The messages, part of the so-called Epstein files, show that the young woman was invited at the request of the tycoon, who was in London and wanted her to accompany him to the meeting along with other acquaintances.
In 2010, then-Prince Andrew invited American financier and convicted pedophile Jeffrey Epstein and a Romanian woman described as “very beautiful” to a private dinner at Buckingham Palace, according to emails released by the American government and shared this Sunday by the British press.
The messages, part of the so-called Epstein files, show that the young woman was invited at the request of the tycoon, who was in London and wanted her to accompany him to the meeting along with other acquaintances.
Exchanges of messages between the two men reveal that Epstein contacted the former Duke of York to meet and that he offered him several options, including going to a restaurant or a private room.
“Alternatively, we could have dinner at Buckingham Palace and in great privacy”, proposed the brother of Charles III, who signed with his initial ‘A’.

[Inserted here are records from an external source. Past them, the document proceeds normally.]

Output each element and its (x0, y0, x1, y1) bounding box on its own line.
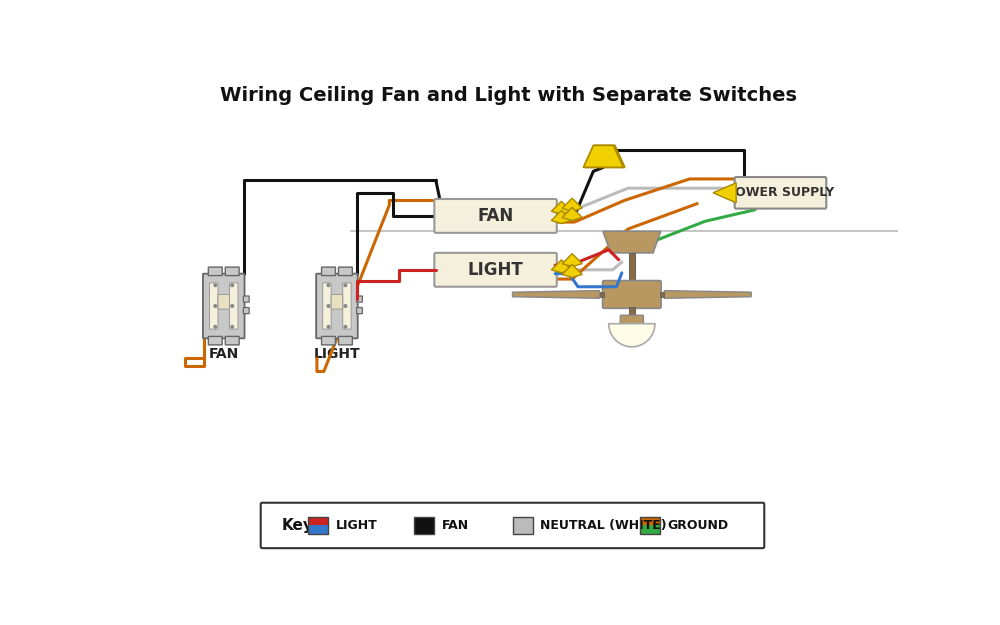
FancyBboxPatch shape (323, 283, 331, 329)
FancyBboxPatch shape (322, 336, 335, 345)
Circle shape (231, 284, 234, 286)
FancyBboxPatch shape (629, 307, 635, 316)
Polygon shape (603, 231, 661, 253)
Circle shape (327, 284, 330, 286)
Circle shape (231, 305, 234, 308)
Wedge shape (609, 324, 655, 347)
Polygon shape (512, 291, 600, 298)
FancyBboxPatch shape (640, 526, 660, 534)
FancyBboxPatch shape (308, 526, 328, 534)
Polygon shape (583, 146, 623, 168)
Circle shape (327, 305, 330, 308)
FancyBboxPatch shape (203, 274, 245, 338)
Text: FAN: FAN (477, 207, 514, 225)
FancyBboxPatch shape (338, 267, 352, 276)
Text: POWER SUPPLY: POWER SUPPLY (726, 186, 835, 199)
Polygon shape (713, 182, 736, 203)
FancyBboxPatch shape (603, 281, 661, 308)
Text: LIGHT: LIGHT (314, 347, 360, 361)
Text: FAN: FAN (209, 347, 239, 361)
FancyBboxPatch shape (218, 294, 230, 309)
Text: FAN: FAN (442, 519, 469, 532)
FancyBboxPatch shape (357, 308, 362, 314)
Polygon shape (551, 260, 571, 273)
FancyBboxPatch shape (243, 296, 249, 302)
FancyBboxPatch shape (261, 503, 764, 548)
Polygon shape (664, 291, 751, 298)
Text: Wiring Ceiling Fan and Light with Separate Switches: Wiring Ceiling Fan and Light with Separa… (220, 86, 797, 105)
FancyBboxPatch shape (210, 283, 218, 329)
Text: Key:: Key: (282, 518, 320, 533)
Circle shape (344, 326, 347, 328)
FancyBboxPatch shape (434, 253, 557, 287)
FancyBboxPatch shape (225, 267, 239, 276)
Circle shape (327, 326, 330, 328)
Polygon shape (562, 264, 582, 278)
FancyBboxPatch shape (434, 199, 557, 233)
Polygon shape (562, 254, 582, 267)
FancyBboxPatch shape (414, 526, 434, 534)
Circle shape (214, 326, 217, 328)
FancyBboxPatch shape (225, 336, 239, 345)
FancyBboxPatch shape (620, 315, 643, 324)
FancyBboxPatch shape (343, 283, 351, 329)
FancyBboxPatch shape (629, 253, 635, 282)
FancyBboxPatch shape (331, 294, 343, 309)
FancyBboxPatch shape (512, 526, 533, 534)
FancyBboxPatch shape (735, 177, 826, 209)
Text: GROUND: GROUND (667, 519, 728, 532)
FancyBboxPatch shape (208, 336, 222, 345)
Polygon shape (562, 198, 582, 211)
Circle shape (214, 284, 217, 286)
Polygon shape (585, 146, 625, 168)
FancyBboxPatch shape (243, 308, 249, 314)
FancyBboxPatch shape (600, 292, 604, 297)
Text: NEUTRAL (WHITE): NEUTRAL (WHITE) (540, 519, 667, 532)
Polygon shape (562, 208, 582, 221)
FancyBboxPatch shape (208, 267, 222, 276)
FancyBboxPatch shape (357, 296, 362, 302)
Circle shape (214, 305, 217, 308)
Polygon shape (551, 211, 571, 224)
FancyBboxPatch shape (660, 292, 664, 297)
Circle shape (344, 284, 347, 286)
Polygon shape (551, 201, 571, 214)
Circle shape (231, 326, 234, 328)
FancyBboxPatch shape (322, 267, 335, 276)
FancyBboxPatch shape (230, 283, 238, 329)
FancyBboxPatch shape (316, 274, 358, 338)
FancyBboxPatch shape (414, 517, 434, 526)
Circle shape (344, 305, 347, 308)
FancyBboxPatch shape (512, 517, 533, 526)
FancyBboxPatch shape (308, 517, 328, 526)
Text: LIGHT: LIGHT (468, 261, 523, 279)
FancyBboxPatch shape (338, 336, 352, 345)
Text: LIGHT: LIGHT (336, 519, 378, 532)
FancyBboxPatch shape (640, 517, 660, 526)
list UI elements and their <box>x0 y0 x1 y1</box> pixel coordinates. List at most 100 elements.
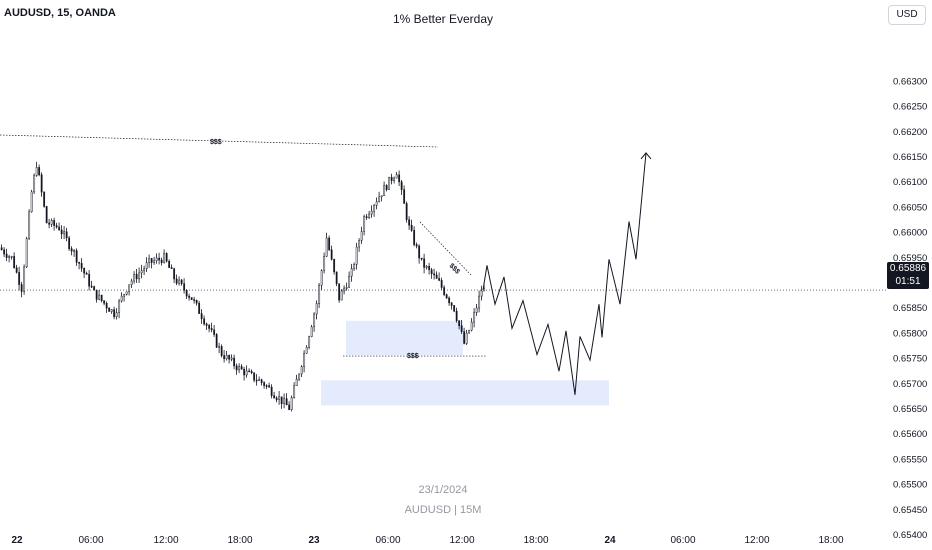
candle-body <box>53 220 56 226</box>
x-tick-label: 06:00 <box>670 535 695 546</box>
candle-body <box>300 366 303 375</box>
candle-body <box>45 206 48 224</box>
candle-body <box>445 294 448 299</box>
candle-body <box>395 174 398 179</box>
candle-body <box>175 278 178 284</box>
candle-body <box>255 379 258 382</box>
candle-body <box>58 226 61 231</box>
candle-body <box>110 309 113 312</box>
candle-body <box>468 329 471 334</box>
candle-body <box>50 220 53 225</box>
candle-body <box>268 385 271 388</box>
candle-body <box>375 201 378 206</box>
demand-zone <box>321 380 609 406</box>
candle-body <box>345 287 348 289</box>
candle-body <box>70 248 73 252</box>
x-tick-label: 18:00 <box>818 535 843 546</box>
y-tick-label: 0.66200 <box>893 127 927 138</box>
x-tick-label: 06:00 <box>375 535 400 546</box>
candle-body <box>413 230 416 245</box>
candle-body <box>115 312 118 318</box>
watermark-date: 23/1/2024 <box>418 484 468 496</box>
candle-body <box>355 246 358 265</box>
candle-body <box>188 295 191 298</box>
candle-body <box>40 174 43 193</box>
chart-title: 1% Better Everday <box>392 12 494 26</box>
candle-body <box>200 313 203 320</box>
candle-body <box>233 357 236 367</box>
candle-body <box>80 263 83 269</box>
candle-body <box>213 329 216 335</box>
candle-body <box>15 267 18 273</box>
candle-body <box>218 346 221 348</box>
candle-body <box>3 249 6 255</box>
symbol-label[interactable]: AUDUSD, 15, OANDA <box>4 7 116 19</box>
candle-body <box>135 274 138 280</box>
candle-body <box>443 287 446 295</box>
candle-body <box>13 256 16 269</box>
candle-body <box>178 279 181 284</box>
candle-body <box>350 268 353 277</box>
candle-body <box>153 260 156 263</box>
candle-body <box>208 325 211 329</box>
candle-body <box>358 240 361 248</box>
candle-body <box>365 216 368 218</box>
candle-body <box>275 397 278 400</box>
candle-body <box>160 259 163 263</box>
x-tick-label: 18:00 <box>227 535 252 546</box>
candle-body <box>475 307 478 313</box>
candle-body <box>108 307 111 312</box>
candle-body <box>305 346 308 354</box>
candle-body <box>453 305 456 312</box>
candle-body <box>405 203 408 220</box>
current-price-label: 0.65886 01:51 <box>887 262 929 289</box>
candle-body <box>205 323 208 326</box>
candle-body <box>315 303 318 315</box>
candle-body <box>378 196 381 203</box>
candle-body <box>203 318 206 325</box>
candle-body <box>288 404 291 410</box>
candle-body <box>448 297 451 304</box>
candle-body <box>103 300 106 304</box>
candle-body <box>98 294 101 300</box>
x-tick-label: 12:00 <box>449 535 474 546</box>
candle-body <box>150 258 153 263</box>
candle-body <box>88 274 91 287</box>
candle-body <box>155 257 158 261</box>
y-tick-label: 0.65800 <box>893 328 927 339</box>
candle-body <box>323 255 326 271</box>
candle-body <box>158 257 161 261</box>
candle-body <box>428 265 431 270</box>
candle-body <box>138 272 141 280</box>
x-tick-label: 23 <box>308 535 320 546</box>
candle-body <box>35 167 38 176</box>
candle-body <box>340 290 343 301</box>
candle-body <box>263 382 266 386</box>
candle-body <box>330 249 333 260</box>
liquidity-line <box>419 221 473 277</box>
candle-body <box>90 285 93 288</box>
candle-body <box>260 379 263 383</box>
current-price-value: 0.65886 <box>889 263 927 274</box>
y-tick-label: 0.65600 <box>893 429 927 440</box>
candle-body <box>228 354 231 360</box>
candle-body <box>68 237 71 249</box>
candle-body <box>390 176 393 181</box>
candle-body <box>113 309 116 318</box>
candle-body <box>470 321 473 331</box>
currency-button[interactable]: USD <box>888 5 926 25</box>
liquidity-label: $$$ <box>407 353 419 360</box>
candle-body <box>403 189 406 204</box>
candle-body <box>75 250 78 263</box>
candle-body <box>455 310 458 321</box>
candle-body <box>85 272 88 275</box>
y-tick-label: 0.66300 <box>893 76 927 87</box>
candle-body <box>5 253 8 258</box>
candle-body <box>290 397 293 410</box>
candle-body <box>280 396 283 405</box>
candle-body <box>328 237 331 251</box>
candle-body <box>118 300 121 313</box>
candle-body <box>293 385 296 398</box>
candle-body <box>273 395 276 399</box>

Epstein responded: “Bp [Palácio de Buckingham]please (heart).” And later he added: “I want some time alone with you; However, I’m here with [nomes censurados]should I take them to give them a little life?”
“Yes. There’s plenty of room to talk here! Bring them,” replied the man now called Andrew Mountbatten-Windsor, who was stripped of his titles by the king in October last year, when the extent of his relationship with the late millionaire became known.

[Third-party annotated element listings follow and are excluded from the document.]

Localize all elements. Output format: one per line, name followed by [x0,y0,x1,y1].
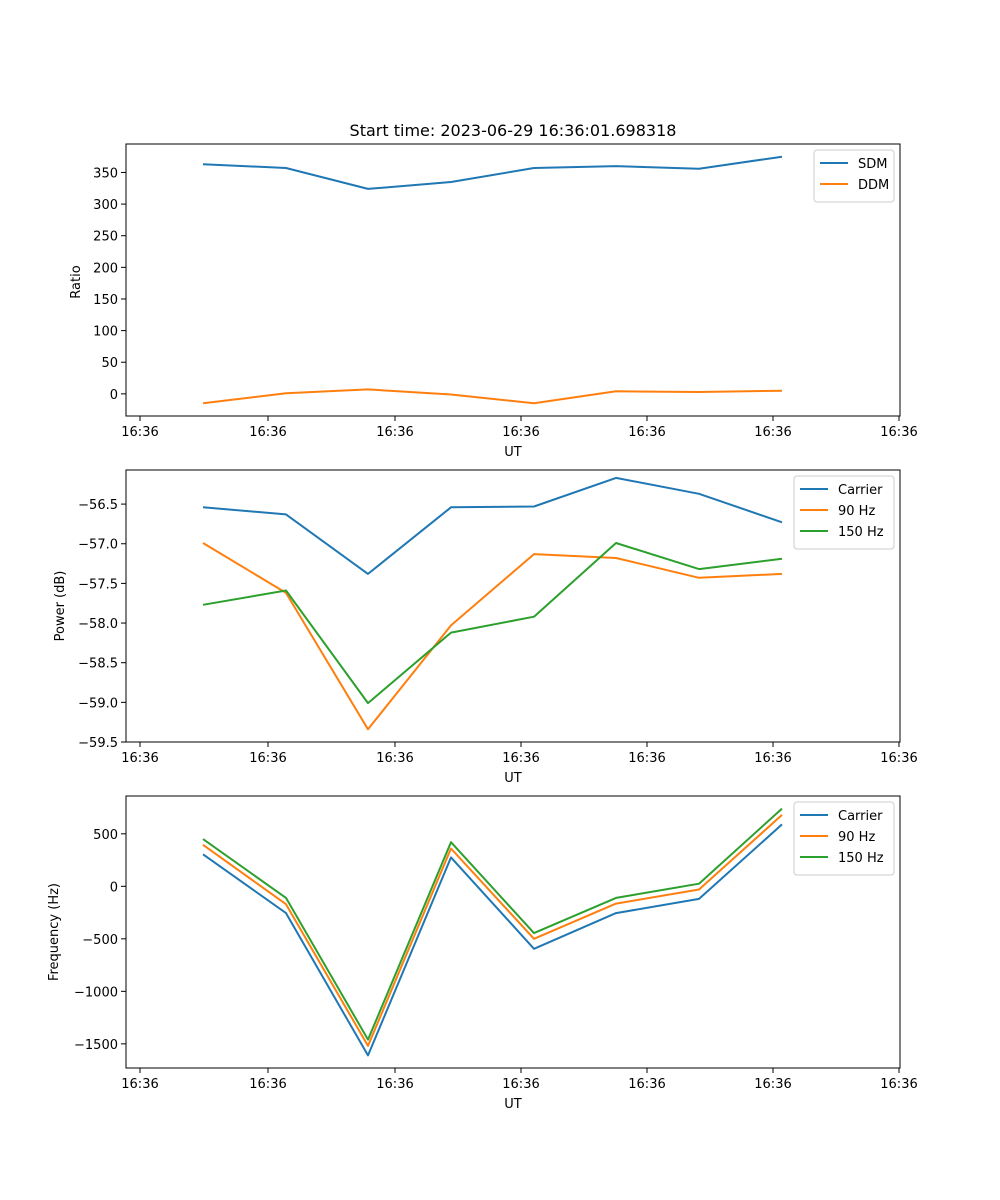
frequency-x-tick-label: 16:36 [121,1077,158,1092]
power-y-tick-label: −59.5 [78,736,118,751]
power-y-tick-label: −57.0 [78,538,118,553]
ratio-x-tick-label: 16:36 [628,425,665,440]
power-legend: Carrier 90 Hz 150 Hz [793,475,895,550]
power-series-line [202,542,783,705]
power-y-tick-label: −56.5 [78,498,118,513]
frequency-y-axis-label: Frequency (Hz) [47,883,62,981]
power-x-axis-label: UT [504,771,522,786]
frequency-x-tick-label: 16:36 [249,1077,286,1092]
power-legend-label: 150 Hz [838,525,884,540]
frequency-y-tick-label: −1500 [74,1038,118,1053]
frequency-panel: Frequency (Hz) UT 16:36 16:36 16:36 16:36 16… [47,795,918,1112]
ratio-x-axis-label: UT [504,445,522,460]
ratio-x-tick-label: 16:36 [376,425,413,440]
power-x-tick-label: 16:36 [754,751,791,766]
frequency-x-tick-label: 16:36 [376,1077,413,1092]
power-series-line [202,476,783,575]
frequency-legend-label: 90 Hz [838,830,875,845]
frequency-x-tick-label: 16:36 [628,1077,665,1092]
frequency-y-tick-label: −500 [82,933,118,948]
ratio-legend: SDM DDM [813,149,895,203]
frequency-x-axis-label: UT [504,1097,522,1112]
ratio-y-axis-label: Ratio [69,265,84,298]
frequency-legend-label: 150 Hz [838,851,884,866]
power-y-tick-label: −58.5 [78,657,118,672]
ratio-y-tick-label: 300 [93,198,118,213]
frequency-x-tick-label: 16:36 [754,1077,791,1092]
frequency-y-tick-label: −1000 [74,985,118,1000]
frequency-legend-label: Carrier [838,809,883,824]
ratio-y-tick-label: 200 [93,261,118,276]
power-axes-frame [125,469,901,743]
frequency-x-tick-label: 16:36 [880,1077,917,1092]
ratio-axes-frame [125,143,901,417]
ratio-x-tick-label: 16:36 [121,425,158,440]
ratio-legend-label: DDM [858,178,889,193]
frequency-x-tick-label: 16:36 [502,1077,539,1092]
power-x-tick-label: 16:36 [249,751,286,766]
ratio-series-line [202,388,783,405]
power-series-line [202,542,783,731]
ratio-y-tick-label: 150 [93,293,118,308]
power-x-tick-label: 16:36 [880,751,917,766]
ratio-x-tick-label: 16:36 [502,425,539,440]
ratio-x-tick-label: 16:36 [754,425,791,440]
frequency-y-tick-label: 500 [93,828,118,843]
power-panel: Power (dB) UT 16:36 16:36 16:36 16:36 16:36 1… [53,469,918,786]
power-y-tick-label: −57.5 [78,577,118,592]
power-legend-label: Carrier [838,483,883,498]
frequency-y-tick-label: 0 [110,880,118,895]
frequency-legend: Carrier 90 Hz 150 Hz [793,801,895,876]
power-y-tick-label: −59.0 [78,696,118,711]
frequency-series-line [202,807,783,1041]
ratio-y-tick-label: 250 [93,230,118,245]
power-x-tick-label: 16:36 [628,751,665,766]
ratio-y-tick-label: 50 [101,356,118,371]
frequency-series-line [202,823,783,1057]
power-y-tick-label: −58.0 [78,617,118,632]
ratio-x-tick-label: 16:36 [880,425,917,440]
power-legend-label: 90 Hz [838,504,875,519]
ratio-series-line [202,155,783,190]
ratio-y-tick-label: 350 [93,166,118,181]
ratio-x-tick-label: 16:36 [249,425,286,440]
power-x-tick-label: 16:36 [502,751,539,766]
ratio-y-tick-label: 100 [93,325,118,340]
ratio-panel: Ratio UT 16:36 16:36 16:36 16:36 16:36 16:36 1… [69,143,918,460]
power-x-tick-label: 16:36 [121,751,158,766]
ratio-y-tick-label: 0 [110,388,118,403]
frequency-axes-frame [125,795,901,1069]
power-y-axis-label: Power (dB) [53,571,68,642]
chart-title: Start time: 2023-06-29 16:36:01.698318 [350,121,677,140]
power-x-tick-label: 16:36 [376,751,413,766]
frequency-series-line [202,814,783,1047]
ratio-legend-label: SDM [858,157,887,172]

Epstein later wrote: “Add one more [nome censurado]very beautiful Romanian”.
There are no details about how the night went or the rest of the guests, but the next day, Epstein told the woman in an email that Andrew found her very attractive.
“And you didn’t want to go because you didn’t like your jeans; you were perfect and Andrew thought you were beautiful. No man looks at clothes, they look beyond what we do now,” said the tycoon, who died in prison in 2019 while awaiting trial for sex trafficking of minors, in the message.
Andrew withdrew from public life in 2019 in the face of social pressure over his friendship with Epstein, which increased when, in 2025, American Virginia Giuffre published a memoir detailing that the then-prince abused her on at least three occasions when she was a minor.
The second son of Elizabeth II, who denies the accusations, reached a million-dollar legal agreement in 2022 with Giuffre — who committed suicide in April last year at the age of 41 — so that she could withdraw her civil case.
After stripping him of his hereditary title of prince in October, Charles III ordered his brother to move from the mansion of Royal Lodge, at Windsor Castle (near London), to a house on the Sandringham estate (east of England), the sovereign’s private property.